1.2. Belanghebbende heeft tegen de aanslag bezwaar gemaakt bij brief van 13 juli 1998. De Inspecteur heeft de aanslag bij de bestreden uitspraak van 9 juli 1999 gehandhaafd.
1.3. Belanghebbende is van deze uitspraak bij brief van 17 augustus 1999, binnen-gekomen op 18 augustus 1999, in beroep gekomen bij het Hof. De Inspecteur heeft een vertoogschrift ingediend.
1.4. De mondelinge behandeling van de zaak heeft plaatsgehad ter zitting van het Hof van 5 december 2001 te Arnhem. Aldaar zijn verschenen en gehoord, namens belanghebbende, [A], tot bijstand vergezeld van [B en B-Y], vennoten van belanghebbende, en hun accountant [C], alsmede [de Inspecteur].
1.5. De gemachtigde van belanghebbende heeft voorafgaande aan de mondelinge behandeling een pleitnota toegezonden aan het Hof en aan de wederpartij.
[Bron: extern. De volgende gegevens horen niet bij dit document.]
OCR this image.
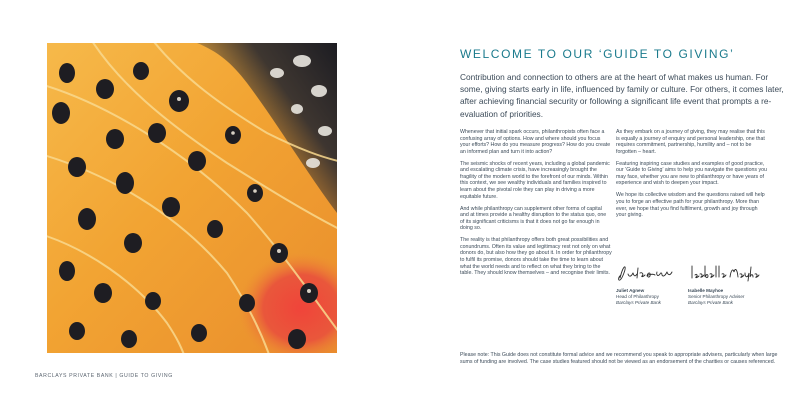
BARCLAYS PRIVATE BANK | GUIDE TO GIVING
WELCOME TO OUR ‘GUIDE TO GIVING’
Contribution and connection to others are at the heart of what makes us human. For some, giving starts early in life, influenced by family or culture. For others, it comes later, after achieving financial security or following a significant life event that prompts a re-evaluation of priorities.

Whenever that initial spark occurs, philanthropists often face a confusing array of options. How and where should you focus your efforts? How do you measure progress? How do you create an informed plan and turn it into action?

The seismic shocks of recent years, including a global pandemic and escalating climate crisis, have increasingly brought the fragility of the modern world to the forefront of our minds. Within this context, we see wealthy individuals and families inspired to learn about the pivotal role they can play in driving a more equitable future.

And while philanthropy can supplement other forms of capital and at times provide a healthy disruption to the status quo, one of its significant criticisms is that it does not go far enough in doing so.

The reality is that philanthropy offers both great possibilities and conundrums. Often its value and legitimacy rest not only on what donors do, but also how they go about it. In order for philanthropy to fulfil its promise, donors should take the time to learn about what the world needs and to reflect on what they bring to the table. They should know themselves – and recognise their limits.

As they embark on a journey of giving, they may realise that this is equally a journey of enquiry and personal leadership, one that requires commitment, partnership, humility and – not to be forgotten – heart.

Featuring inspiring case studies and examples of good practice, our ‘Guide to Giving’ aims to help you navigate the questions you may face, whether you are new to philanthropy or have years of experience and wish to deepen your impact.

We hope its collective wisdom and the questions raised will help you to forge an effective path for your philanthropy. More than ever, we hope that you find fulfilment, growth and joy through your giving.

Juliet Agnew
Head of Philanthropy
Barclays Private Bank
Isabelle Mayhoe
Senior Philanthropy Adviser
Barclays Private Bank
Please note: This Guide does not constitute formal advice and we recommend you speak to appropriate advisers, particularly when large sums of funding are involved. The case studies featured should not be viewed as an endorsement of the charities or causes referenced.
De inhoud van deze pleitnota moet geacht worden te zijn voorgedragen, en moet als hier ingelast worden aangemerkt.
2.1. Het Hof stelt op grond van de stukken en het verhandelde ter zitting, als tussen partijen niet in geschil, dan wel door een der partijen gesteld en door de wederpartij niet of onvoldoende weersproken, de volgende feiten vast.
2.2. [B en B-Y] exploiteren vanaf 1 januari 1993 in vennootschappelijk verband (vennootschap onder firma) een café onder de naam V.O.F. [X] (hierna: de vof). De vof is belastingplichtige voor de omzetbelasting en belanghebbende in de onderhavige procedure.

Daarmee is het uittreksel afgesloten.